DIXON TRIAL: The Play's the Thing 

Reportedly, there was, during the supposed “witch-hunt” days of the McCarthyite ‘50s, a certain cachet that went with being targeted as a security risk – or, at the very least, with being the subject of rumors attesting to one’s having – maybe -- been part of a once modish political current.

It had nothing to do with Left, Right, Communism, Capitalism, Republican, Democrat --any of those things. In fact, to the degree that there really was a subversive movement (and there was) the subpoena envy of the time was entirely an affliction of the innocent and the wannabes. The political career (and much of the literary product) of Norman Mailer -- a literary leftist, if there ever was one -- cannot be understood without realizing this.

To judge by the number of names that were dropped in the first three days of the Roscoe Dixon extortion trial, something like this malady is about to afflict the political and civic spheres of Greater Memphis. – maybe even of Tennessee at large.

Most of those who have figured so far – in testimony, in transcripts, in surveillance videotapes and audiotapes – are not there with any taint of criminal culpability, actual or hypothetical. The few who are so incriminated (including a key legislator or two) have the principals in the drama to thank for that – mainly undercover informant Tim Willis and “cooperating witness” Barry Myers, both world-class motor mouths. But …so long as no indictment comes of it, all they have to worry about is the embarrassment, and this, too, will pass.

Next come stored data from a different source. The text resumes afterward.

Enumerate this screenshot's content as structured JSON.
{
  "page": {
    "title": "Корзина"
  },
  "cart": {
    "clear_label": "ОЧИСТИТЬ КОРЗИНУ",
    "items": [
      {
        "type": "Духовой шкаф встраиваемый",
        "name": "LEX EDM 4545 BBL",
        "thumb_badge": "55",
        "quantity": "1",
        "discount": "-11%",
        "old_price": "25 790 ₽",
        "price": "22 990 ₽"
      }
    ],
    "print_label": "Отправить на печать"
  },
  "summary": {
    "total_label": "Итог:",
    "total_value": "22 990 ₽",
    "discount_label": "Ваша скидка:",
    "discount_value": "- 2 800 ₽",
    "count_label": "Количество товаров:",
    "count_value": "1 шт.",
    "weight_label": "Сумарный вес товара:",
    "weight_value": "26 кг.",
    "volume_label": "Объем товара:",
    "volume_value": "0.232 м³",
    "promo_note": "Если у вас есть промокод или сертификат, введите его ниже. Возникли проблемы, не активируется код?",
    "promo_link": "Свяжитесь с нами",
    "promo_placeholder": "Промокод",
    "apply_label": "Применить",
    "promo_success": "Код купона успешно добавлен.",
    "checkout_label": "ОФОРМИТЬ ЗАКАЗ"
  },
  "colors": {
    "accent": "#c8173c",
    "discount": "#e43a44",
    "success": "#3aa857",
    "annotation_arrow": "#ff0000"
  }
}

But scores of other names of currently active public figures have been tossed around. as well: the Harold Fords (Jr. and Sr.), Mike Kernell, Sidney Chism, Jay Bailey, Ron Redwing, J.W. Gibson, Dick Lodge, Wanda Halbert, Paul Stanley, Curtis Person, A C Wharton, Bill Gibbons, Steve Cohen, Joe Kent, Jim Kyle Jackie Welch, Ron Belz, Karl Schledwitz….Many readers will recognize these as the names of highly influential people, in and out of government. As for those who don’t – well, take our word for it.

The list goes on and on: Civil servants of various kinds -- city, county, state – and everyday activists like Jerry Hall, G.A. Hardaway, John Freeman – even the latter’s mother, Lois Freeman, in connection with her being in the hospital with an illness. Freeman’s longtime running mate, David Upton, has to be wondering – with some disappointed covetousness – when his name will turn up via tape or testimony on t h is Who's Who list.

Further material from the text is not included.